Ethereum's biggest mining pools take opposing stances on EIP-1559 plan
Quick Take
- Sparkpool and F2Pool are the latest to take a public stance on the EIP-1559 plan
- F2Pool said it’s supporting the proposal, which could reduce miners’ transactional revenues while Sparkpool signals a ‘no’
- With Sparkpool onboard, the opposing side has a combined hashrate above 50% at present
Two of the three largest Ethereum mining pools are the latest to take a public stance on Ethereum Improvement Proposal (EIP)-1559, a proposed protocol update that could reduce miners' transactional revenues.
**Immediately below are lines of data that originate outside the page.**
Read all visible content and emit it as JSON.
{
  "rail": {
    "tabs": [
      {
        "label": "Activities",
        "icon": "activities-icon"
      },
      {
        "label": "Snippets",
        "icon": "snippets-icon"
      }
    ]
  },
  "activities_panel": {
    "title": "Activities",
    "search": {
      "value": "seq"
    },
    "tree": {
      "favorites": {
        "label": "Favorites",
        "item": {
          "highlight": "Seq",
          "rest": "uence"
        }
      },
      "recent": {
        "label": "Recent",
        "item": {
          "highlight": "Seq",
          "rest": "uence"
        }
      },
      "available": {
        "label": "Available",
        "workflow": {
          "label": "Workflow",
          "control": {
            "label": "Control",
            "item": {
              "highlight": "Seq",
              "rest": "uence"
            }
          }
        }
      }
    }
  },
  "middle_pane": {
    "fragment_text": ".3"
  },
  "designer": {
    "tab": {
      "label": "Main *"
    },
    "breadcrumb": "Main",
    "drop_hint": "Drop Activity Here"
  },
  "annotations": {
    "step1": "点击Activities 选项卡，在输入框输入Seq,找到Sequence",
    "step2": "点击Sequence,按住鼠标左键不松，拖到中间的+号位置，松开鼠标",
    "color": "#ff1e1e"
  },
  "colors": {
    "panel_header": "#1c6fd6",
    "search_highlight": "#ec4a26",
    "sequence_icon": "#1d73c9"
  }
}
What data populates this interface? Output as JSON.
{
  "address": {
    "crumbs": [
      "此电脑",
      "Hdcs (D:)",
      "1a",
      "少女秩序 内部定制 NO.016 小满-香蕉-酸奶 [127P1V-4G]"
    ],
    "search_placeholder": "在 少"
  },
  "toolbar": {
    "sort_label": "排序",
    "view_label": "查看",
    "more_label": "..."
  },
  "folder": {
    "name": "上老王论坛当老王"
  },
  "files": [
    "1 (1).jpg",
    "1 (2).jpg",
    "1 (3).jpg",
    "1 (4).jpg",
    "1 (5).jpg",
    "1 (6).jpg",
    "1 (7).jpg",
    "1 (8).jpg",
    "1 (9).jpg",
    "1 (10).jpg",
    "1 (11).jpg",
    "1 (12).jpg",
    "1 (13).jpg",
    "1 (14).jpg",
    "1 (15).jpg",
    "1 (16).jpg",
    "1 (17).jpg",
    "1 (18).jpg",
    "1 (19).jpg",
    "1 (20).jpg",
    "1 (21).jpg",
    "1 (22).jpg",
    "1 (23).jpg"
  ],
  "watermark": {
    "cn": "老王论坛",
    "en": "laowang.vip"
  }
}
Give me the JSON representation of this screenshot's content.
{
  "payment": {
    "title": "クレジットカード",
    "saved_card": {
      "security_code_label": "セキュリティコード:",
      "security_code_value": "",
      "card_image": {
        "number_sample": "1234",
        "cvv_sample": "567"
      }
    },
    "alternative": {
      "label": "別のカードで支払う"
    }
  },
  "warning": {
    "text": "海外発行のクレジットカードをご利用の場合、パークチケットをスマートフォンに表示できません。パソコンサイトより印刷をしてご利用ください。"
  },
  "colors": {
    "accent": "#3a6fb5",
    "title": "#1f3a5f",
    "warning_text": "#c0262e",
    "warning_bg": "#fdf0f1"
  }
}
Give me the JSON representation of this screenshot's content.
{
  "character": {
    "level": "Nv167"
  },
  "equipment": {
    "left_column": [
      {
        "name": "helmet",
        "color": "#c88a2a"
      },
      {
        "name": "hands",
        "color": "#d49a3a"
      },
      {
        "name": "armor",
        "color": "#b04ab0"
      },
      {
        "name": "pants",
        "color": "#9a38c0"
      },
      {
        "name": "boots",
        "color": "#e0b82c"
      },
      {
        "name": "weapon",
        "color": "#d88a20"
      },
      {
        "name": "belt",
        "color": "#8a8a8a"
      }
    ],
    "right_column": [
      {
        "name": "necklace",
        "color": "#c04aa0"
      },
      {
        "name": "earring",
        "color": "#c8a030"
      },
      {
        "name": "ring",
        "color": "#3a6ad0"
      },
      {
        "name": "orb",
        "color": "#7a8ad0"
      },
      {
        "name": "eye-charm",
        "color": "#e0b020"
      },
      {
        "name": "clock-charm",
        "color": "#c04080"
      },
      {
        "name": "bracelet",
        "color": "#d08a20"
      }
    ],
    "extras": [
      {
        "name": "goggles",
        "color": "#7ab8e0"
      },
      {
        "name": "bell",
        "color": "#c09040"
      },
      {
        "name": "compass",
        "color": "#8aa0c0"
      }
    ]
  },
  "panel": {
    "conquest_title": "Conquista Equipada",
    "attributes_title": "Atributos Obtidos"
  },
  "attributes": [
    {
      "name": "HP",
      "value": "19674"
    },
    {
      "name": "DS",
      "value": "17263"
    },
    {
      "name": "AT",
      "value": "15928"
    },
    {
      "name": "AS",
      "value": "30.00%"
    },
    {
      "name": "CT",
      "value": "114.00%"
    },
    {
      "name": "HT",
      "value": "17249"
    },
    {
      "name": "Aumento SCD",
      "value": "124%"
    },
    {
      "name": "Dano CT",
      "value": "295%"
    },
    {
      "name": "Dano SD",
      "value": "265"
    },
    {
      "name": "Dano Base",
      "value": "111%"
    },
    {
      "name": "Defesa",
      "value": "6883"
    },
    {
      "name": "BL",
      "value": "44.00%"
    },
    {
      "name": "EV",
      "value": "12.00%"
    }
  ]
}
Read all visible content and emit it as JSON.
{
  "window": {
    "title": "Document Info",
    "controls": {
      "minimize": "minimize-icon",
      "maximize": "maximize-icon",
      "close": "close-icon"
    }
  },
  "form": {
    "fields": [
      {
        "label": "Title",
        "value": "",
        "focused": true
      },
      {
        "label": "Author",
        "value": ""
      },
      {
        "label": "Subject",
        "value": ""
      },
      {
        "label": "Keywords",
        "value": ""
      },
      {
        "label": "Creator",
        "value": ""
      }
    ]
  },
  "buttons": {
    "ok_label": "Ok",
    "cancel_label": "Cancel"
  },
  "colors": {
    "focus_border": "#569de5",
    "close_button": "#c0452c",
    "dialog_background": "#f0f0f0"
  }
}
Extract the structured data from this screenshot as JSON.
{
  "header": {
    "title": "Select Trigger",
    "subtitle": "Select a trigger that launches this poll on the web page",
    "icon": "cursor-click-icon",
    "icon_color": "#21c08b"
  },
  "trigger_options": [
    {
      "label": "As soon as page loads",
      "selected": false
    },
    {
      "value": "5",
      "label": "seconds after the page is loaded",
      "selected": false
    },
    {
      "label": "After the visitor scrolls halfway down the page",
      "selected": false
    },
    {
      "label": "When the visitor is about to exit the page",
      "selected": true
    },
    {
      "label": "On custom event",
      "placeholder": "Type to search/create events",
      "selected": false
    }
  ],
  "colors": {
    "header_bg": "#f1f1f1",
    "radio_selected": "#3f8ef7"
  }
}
F2Pool, currently the third-largest Ethereum pool with about 11% of the network's hashrate, has said it supports the EIP-1559 proposal in a post on February 26 entitled "Staying on the (b)right side of history."
"Today, the general community along with core developers are siding with evolving Ethereum to include EIP-1559. It is important to side with the users and core contributors," F2Pool wrote in the post.
F2Pool's stance comes a day after Sparkpool, the largest mining pool with about 24% of the hashrate, said in a Tweet that it opposes the proposal, highlighting the degree of division within the Ethereum mining community.
First proposed by Vitalik Buterin in 2018, EIP-1559 is perhaps the most anticipated upgrade in Ethereum’s history after its launch, apart from the Eth2 switch from proof-of-work to proof-of-stake.
Under the upgrade, the network would burn part of the transaction fees as profits to ETH holders instead of miners. The overall goal is to improve network's security and ensure the network's transaction fees won't be as highly variable as they are now.
As such, miners would lose out on one of their major revenue sources, as The Block Research detailed in a roadmap piece here. Ethereum miners have earned more than $600 million in mining fee revenue since the start of February, according to data collected by The Block Research.
Per the roadmap, the upgrade is scheduled for three to six months after Ethereum's Berlin hard fork, which is likely to happen by the end of 2021's second quarter at the latest.
Opposition party
Sparkpool already expressed concerns with EIP-1559 earlier this month, having promoted arguments against EIP-1559's fee burning mechanism in January.
"It is a tyranny of the majority in the name of better UX (in fact not). It is robbery. Why we love ether and btc? Because it gives us perfect property right," Sparkpool said in a Twitter thread on February 5. "EIP 1559 will break this. We are sad to see many people only care about price now."
In January, Bitfly, the operator behind Ethereum's second-largest mining pool Ethermine (which possesses about 20% of the hashrate), said in a Twitter post that it is "against adopting EIP-1559 in its current state," arguing that "Ethereum's future may be at risk."
Those remarks joined those from a group of smaller Ethereum mining pools that have called to stop EIP-1559.
Now with Sparkpool onboard, the side that opposes the plan has above 50% of the network's total hashrate at the current moment. That said, the upgrade's development is at an early stage, during which time pool participants have the option to shift their hashing power to different sides depending on their own preferences.
Yet F2Pool argued in its post that it believes there's "a high likelihood that EIP-1559’s inclusion has been priced in today’s ETH price."
"If the proposal fails to be implemented, the likely effect on short-term ETH prices will not be favorable as ETH holders account the new no-action on EIP-1559 into their thesis for ETH. The unfavorable price action might set off a sequence of events leading to further deleveraging both on centralized and decentralized financial markets. Eventually, the miners will also be impacted as their revenues are dependent on ETH prices," F2Pool argued in its post.